Nel corso del 2025 il progetto del Traforo Armo–Cantarana risulta in fase di progettazione preliminare avanzata, con elaborati tecnici già predisposti e sottoposti alle autorità competenti nell’ambito della procedura di Valutazione di Impatto Ambientale. Non risultano avviate né la progettazione definitiva né quella esecutiva. Le attività progettuali restano quindi subordinate all’esito dell’iter VIA e alla successiva individuazione delle risorse finanziarie necessarie alla realizzazione dell’opera.

Costo dell'Opera

322.000.000

Dettaglio Costi

Stando al calcolo sulla base del prezziario Anas 2019, l’investimento ammonta a 322 milioni di euro circa. Finanziamenti disponibili: €4,7 milioni (per la progettazione).

Fondi mancanti: €317,3 milioni per la realizzazione dell’opera. Alla data del 2025 non emergono aggiornamenti ufficiali delle stime economiche complessive dell’opera rispetto ai valori già indicati nelle precedenti fasi di studio. I costi finora sostenuti riguardano prevalentemente le attività di progettazione e di valutazione ambientale. Eventuali aggiornamenti del quadro economico complessivo saranno possibili solo a valle della conclusione dell’iter autorizzativo e dell’eventuale passaggio alla progettazione definitiva.

Finanziamenti disponibili

4.700.000

Dettaglio Finanziamenti

I costi per la progettazione, pari 4,7 milioni, sono stati interamente finanziati dal Ministero delle Infrastrutture e dei Trasporti. Per la realizzazione degli interventi i finanziamenti sono interamente da reperire. L’opera non figura, allo stato attuale, tra i progetti con finanziamento certo nei contratti di programma o negli strumenti di pianificazione infrastrutturale di livello nazionale e regionale.

Criticità

Politiche

Inizialmente l'opera era inserita tra i progetti del Piano Nazionale di Ripresa e Resilienza italiano, ma nella versione di piano approvata dall'UE nel giugno 2021 l'opera è assente.
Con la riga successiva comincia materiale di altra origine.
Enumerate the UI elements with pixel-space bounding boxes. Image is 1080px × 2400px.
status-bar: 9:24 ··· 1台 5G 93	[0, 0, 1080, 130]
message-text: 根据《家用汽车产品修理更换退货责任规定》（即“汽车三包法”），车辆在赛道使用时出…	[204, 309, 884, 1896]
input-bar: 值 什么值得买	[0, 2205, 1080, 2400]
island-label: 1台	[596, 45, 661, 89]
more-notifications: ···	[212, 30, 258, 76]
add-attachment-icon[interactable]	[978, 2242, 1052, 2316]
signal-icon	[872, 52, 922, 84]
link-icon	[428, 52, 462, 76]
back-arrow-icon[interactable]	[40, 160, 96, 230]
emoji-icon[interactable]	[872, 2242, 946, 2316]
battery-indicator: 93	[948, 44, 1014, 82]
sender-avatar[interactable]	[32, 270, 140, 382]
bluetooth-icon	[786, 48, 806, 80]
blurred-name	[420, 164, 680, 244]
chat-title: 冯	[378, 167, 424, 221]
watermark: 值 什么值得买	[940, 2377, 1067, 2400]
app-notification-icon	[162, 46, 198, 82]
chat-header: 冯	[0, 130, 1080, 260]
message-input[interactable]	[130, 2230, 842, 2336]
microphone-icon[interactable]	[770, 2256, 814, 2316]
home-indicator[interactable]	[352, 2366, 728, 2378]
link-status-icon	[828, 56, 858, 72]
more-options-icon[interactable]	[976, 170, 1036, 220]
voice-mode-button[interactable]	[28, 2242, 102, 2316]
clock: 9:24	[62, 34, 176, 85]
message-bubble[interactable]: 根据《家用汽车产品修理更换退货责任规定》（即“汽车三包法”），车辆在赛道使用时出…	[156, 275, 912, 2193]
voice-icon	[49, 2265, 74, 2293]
Iter autorizzativo complesso: il progetto è ancora sottoposto alla procedura di Valutazione di Impatto Ambientale, con richieste di integrazioni e approfondimenti che incidono sui tempi di avanzamento.

Assenza di copertura finanziaria: la mancanza di risorse certe per la fase realizzativa rappresenta la principale criticità dell’intervento.

Sensibilità ambientale del territorio: il tracciato del traforo interessa aree di elevato pregio ambientale e paesaggistico, elemento che rende particolarmente articolato il processo autorizzativo e aumenta il rischio di ulteriori ritardi.

Finanziarie

Non risultano al 2025 nuovi stanziamenti specifici destinati alla realizzazione del Traforo Armo–Cantarana. Le risorse finora individuate coprono esclusivamente le fasi di studio, progettazione e valutazione ambientale. L’opera non risulta inserita tra gli interventi finanziati dal PNRR né tra quelli con copertura economica completa nei più recenti strumenti di programmazione nazionale e regionale. La copertura finanziaria per la fase realizzativa rimane pertanto da definire.